It was true. The grass had taken a deeper shade of green with the light falling aslant across it. The sun hung like a yellow ball in a sky of champagne, and the long shadows of our horses and wagon stretched down the slope of the little hill. But most impressive of all was the silence, a silence as of heaven and earth brooding, brooding, brooding over this scene as they had done from the dawn of time; aye, and before that, far into the vague aeons of eternity. . . . I wished that Jean might have been there.
We made our camp on the hill, if we can be said to have made camp at all. Jake found a little slough (pronounced slew) of snow water not far away, and he unharnessed his horses and hobbled them nearby. I was fussing with the tent when he returned.

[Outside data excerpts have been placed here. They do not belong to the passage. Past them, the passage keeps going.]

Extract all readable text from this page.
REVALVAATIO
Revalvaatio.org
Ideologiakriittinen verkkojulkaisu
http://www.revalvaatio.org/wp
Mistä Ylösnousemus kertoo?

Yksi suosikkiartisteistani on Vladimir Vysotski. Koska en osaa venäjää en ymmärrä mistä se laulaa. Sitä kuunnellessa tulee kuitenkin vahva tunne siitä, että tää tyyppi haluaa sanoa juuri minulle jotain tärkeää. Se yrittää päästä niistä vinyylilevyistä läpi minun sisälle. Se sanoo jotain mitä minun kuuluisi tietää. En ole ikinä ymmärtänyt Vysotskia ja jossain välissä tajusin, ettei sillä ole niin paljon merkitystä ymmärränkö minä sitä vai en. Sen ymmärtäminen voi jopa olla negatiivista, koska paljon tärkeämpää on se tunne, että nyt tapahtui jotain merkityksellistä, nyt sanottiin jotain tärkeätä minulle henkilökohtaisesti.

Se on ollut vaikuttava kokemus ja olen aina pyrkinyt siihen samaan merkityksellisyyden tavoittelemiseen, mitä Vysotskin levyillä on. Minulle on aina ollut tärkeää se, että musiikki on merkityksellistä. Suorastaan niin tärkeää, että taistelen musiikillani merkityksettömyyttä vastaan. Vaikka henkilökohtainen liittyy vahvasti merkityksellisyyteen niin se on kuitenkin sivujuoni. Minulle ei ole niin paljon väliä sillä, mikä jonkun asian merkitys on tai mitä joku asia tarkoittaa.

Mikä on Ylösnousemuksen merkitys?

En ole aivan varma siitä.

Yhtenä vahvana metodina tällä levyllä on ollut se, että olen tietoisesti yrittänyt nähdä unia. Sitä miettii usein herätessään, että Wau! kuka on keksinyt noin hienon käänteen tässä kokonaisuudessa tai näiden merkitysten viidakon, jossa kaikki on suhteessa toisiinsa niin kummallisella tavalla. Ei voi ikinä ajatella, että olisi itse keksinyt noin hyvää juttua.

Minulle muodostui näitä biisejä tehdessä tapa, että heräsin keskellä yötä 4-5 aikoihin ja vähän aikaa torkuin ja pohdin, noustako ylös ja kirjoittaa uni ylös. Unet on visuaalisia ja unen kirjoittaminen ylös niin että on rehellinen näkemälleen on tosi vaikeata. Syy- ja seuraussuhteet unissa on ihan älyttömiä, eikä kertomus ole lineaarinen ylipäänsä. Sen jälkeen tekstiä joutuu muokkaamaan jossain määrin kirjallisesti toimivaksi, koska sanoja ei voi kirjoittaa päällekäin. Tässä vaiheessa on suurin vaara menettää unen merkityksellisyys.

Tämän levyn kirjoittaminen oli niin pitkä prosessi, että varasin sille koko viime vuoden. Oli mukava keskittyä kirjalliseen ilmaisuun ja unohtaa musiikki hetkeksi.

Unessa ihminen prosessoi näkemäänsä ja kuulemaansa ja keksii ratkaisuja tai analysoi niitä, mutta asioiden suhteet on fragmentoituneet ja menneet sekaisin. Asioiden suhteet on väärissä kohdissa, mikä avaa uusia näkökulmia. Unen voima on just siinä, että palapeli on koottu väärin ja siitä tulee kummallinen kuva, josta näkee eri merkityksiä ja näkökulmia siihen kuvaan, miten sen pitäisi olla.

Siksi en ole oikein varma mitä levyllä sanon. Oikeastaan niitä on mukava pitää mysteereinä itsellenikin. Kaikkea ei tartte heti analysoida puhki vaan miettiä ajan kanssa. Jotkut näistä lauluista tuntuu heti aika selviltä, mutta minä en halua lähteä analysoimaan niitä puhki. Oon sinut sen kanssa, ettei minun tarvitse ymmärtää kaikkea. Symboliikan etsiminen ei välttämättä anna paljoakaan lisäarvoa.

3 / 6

"We won't need that, son," and I thought there was a note almost of affection in his voice that made me warm to the man. "It couldn't rain to-night on a bet. Clean out the wagon an' you two boys sleep on the floor of it. You get the benefit o' the springs that way, an' it's dryer'n the ground."
"But where will you sleep?"
"Oh, I'll roll up somewhere. I'm an old-timer."
Jake gathered some dry grass and buffalo chips and out of an astonishingly little fire he soon had the tea boiling. Then he fried bacon and laid the strips of hot bacon on slabs of bread. And we ate bacon and bread, and then jam and bread, and drank hot black tea, while the slow twilight settled down about us.
Once, only, Jake startled us by springing to his feet and running to the wagon. He slung his rifle over his arm as we heard a sort of rushing whistle in the darkness overhead.
"No use," he said, laying the weapon down reluctantly. "Wouldn't get one with a carload o' cartridges."
"What was it?" we asked. "We didn't see anything."
"Didn't you? You ain't got prairie eyes yet. Them was wild ducks, goin' north a-hootin'. Wouldn't hit one with a rifle in a million years."